By Brad Whitelaw
As for you, you were dead in your transgressions and sins, in which you used to live when you followed the ways of this world and of the ruler of the kingdom of the air, the spirit who is now at work in those who are disobedient. All of us also lived among them at one time, gratifying the cravings of our sinful nature and following its desires and thoughts. Like the rest, we were by nature objects of wrath. But because of his great love for us, God, who is rich in mercy, made us alive with Christ even when we were dead in transgressions—it is by grace you have been saved. And God raised us up with Christ and seated us with him in the heavenly realms in Christ Jesus, in order that in the coming ages he might show the incomparable riches of his grace, expressed in his kindness to us in Christ Jesus. For it is by grace you have been saved, through faith—and this not from yourselves, it is the gift of God—not by works, so that no one can boast. For we are God’s workmanship, created in Christ Jesus to do good works, which God prepared in advance for us to do.
Therefore, remember that formerly you who are Gentiles by birth and called “uncircumcised” by those who call themselves “the circumcision” (that done in the body by the hands of men)—remember that at that time you were separate from Christ, excluded from citizenship in Israel and foreigners to the covenants of the promise, without hope and without God in the world. But now in Christ Jesus you who once were far away have been brought near through the blood of Christ. (Ephesians 2:1-13)
No one will argue that we are all going to die. Death is a reality. We are all “dead man walking.” We all have a beginning, and we all have an end.
I typically don’t like it when people “butt” in front of me. However, after reading Ephesians 2:1-13, I am so thankful that God “buts” in. The text says, “But because of his great love for us, God, who is rich in mercy, made us alive with Christ even when we were dead in transgressions.” Then again in the final verse: “But now in Christ Jesus you who once were far away have been brought near through the blood of Christ.”
It is Christ’s death, his resurrection, and our faith in him that eradicates the deadly effects of sin and allows us to be truly alive. This Easter may we all recognize how dead we are without Christ. And may we all realize how alive we are because of what Christ did for us on the cross by shedding his blood. And may we all experience the privilege of walking with God, not just for another day but for eternity because of what Christ accomplished for us on the cross.
“Everyone will die, but not everyone will die alive.” What does this mean? What are the implications of this statement for you?

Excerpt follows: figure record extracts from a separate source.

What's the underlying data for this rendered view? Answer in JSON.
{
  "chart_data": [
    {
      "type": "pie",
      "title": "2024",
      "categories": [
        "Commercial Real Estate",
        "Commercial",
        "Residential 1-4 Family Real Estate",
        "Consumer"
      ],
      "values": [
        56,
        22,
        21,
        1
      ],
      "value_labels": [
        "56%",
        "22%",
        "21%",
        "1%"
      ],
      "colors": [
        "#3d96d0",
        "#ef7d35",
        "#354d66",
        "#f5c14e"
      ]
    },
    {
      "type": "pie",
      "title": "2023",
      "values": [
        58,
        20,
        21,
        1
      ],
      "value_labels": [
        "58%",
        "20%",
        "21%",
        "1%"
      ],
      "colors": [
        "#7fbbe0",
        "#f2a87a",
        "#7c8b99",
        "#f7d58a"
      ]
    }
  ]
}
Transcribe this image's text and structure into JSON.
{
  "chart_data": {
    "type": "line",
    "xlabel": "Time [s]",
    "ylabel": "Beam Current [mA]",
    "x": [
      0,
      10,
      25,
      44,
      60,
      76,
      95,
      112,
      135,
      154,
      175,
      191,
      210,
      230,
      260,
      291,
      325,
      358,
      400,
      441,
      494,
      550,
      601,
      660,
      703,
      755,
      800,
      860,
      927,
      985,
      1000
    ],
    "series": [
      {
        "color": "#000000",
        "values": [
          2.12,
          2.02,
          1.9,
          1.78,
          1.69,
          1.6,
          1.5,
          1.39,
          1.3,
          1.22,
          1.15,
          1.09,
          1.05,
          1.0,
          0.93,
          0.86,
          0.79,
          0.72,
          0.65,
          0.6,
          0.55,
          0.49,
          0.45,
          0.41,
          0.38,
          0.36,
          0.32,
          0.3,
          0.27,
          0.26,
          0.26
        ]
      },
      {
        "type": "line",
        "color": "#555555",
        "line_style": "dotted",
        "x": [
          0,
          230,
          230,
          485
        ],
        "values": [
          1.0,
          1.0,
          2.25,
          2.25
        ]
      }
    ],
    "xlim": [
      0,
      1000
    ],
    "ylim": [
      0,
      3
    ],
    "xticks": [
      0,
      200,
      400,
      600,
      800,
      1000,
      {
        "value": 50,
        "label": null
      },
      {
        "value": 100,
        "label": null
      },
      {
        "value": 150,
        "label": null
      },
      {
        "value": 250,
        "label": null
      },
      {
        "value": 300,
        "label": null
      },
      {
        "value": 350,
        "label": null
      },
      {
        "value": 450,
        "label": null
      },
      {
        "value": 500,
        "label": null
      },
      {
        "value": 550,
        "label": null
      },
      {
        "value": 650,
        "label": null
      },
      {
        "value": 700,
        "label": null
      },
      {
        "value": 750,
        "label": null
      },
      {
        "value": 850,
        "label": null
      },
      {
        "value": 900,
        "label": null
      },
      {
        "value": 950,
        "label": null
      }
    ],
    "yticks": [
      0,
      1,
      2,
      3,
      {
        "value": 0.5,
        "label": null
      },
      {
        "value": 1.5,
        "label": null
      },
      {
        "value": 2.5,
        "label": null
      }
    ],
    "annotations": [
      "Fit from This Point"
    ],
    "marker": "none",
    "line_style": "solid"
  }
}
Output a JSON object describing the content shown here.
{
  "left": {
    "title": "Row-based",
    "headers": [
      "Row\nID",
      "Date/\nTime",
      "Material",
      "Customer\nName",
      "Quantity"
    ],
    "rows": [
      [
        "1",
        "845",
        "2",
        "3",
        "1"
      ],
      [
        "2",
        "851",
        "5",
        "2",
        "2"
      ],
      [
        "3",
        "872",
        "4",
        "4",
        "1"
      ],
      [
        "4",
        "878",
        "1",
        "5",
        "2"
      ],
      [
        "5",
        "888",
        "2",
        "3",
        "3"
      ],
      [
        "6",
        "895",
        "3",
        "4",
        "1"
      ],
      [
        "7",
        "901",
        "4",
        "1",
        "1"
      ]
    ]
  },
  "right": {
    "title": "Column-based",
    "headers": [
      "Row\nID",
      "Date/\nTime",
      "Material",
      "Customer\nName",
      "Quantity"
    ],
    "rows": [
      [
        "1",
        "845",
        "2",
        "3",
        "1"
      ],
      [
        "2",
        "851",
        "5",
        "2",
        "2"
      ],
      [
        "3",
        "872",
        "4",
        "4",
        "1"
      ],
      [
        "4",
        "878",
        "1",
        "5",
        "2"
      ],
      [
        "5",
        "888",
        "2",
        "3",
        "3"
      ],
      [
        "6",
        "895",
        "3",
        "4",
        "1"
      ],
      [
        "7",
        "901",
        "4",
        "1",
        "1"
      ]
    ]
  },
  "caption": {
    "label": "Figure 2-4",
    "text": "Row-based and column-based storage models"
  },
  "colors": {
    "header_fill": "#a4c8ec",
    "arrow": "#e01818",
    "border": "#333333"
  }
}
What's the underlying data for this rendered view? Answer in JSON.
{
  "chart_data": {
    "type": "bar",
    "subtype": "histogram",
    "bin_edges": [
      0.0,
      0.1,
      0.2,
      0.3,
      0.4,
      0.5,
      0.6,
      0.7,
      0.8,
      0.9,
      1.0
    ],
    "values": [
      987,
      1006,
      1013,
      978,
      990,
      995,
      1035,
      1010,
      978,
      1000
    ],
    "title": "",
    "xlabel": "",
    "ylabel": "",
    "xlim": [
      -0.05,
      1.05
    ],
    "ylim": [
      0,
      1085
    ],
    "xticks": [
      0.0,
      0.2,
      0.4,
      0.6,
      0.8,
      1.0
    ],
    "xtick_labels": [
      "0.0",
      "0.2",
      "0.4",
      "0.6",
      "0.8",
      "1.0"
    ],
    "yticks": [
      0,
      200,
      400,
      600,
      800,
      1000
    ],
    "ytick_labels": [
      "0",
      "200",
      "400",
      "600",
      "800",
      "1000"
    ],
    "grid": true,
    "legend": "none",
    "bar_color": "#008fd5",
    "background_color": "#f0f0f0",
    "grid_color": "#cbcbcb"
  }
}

Father, thank you for “butting” in. Thank you for your great love for us. Thank you that you did not leave us dead in our transgressions but instead, being rich in mercy, made us alive with Christ when we placed our faith in him. Thank you, Jesus, for going to the cross, for dying in my place, so that I may live. Thank you that, even though I was so far away from God, I was brought near to him through the shedding of your blood. God, what words do you offer someone who died in your place? The only words I can think of that are sufficient are “thank you,” and I will accept this new life you are offering by surrendering my life to you. Amen.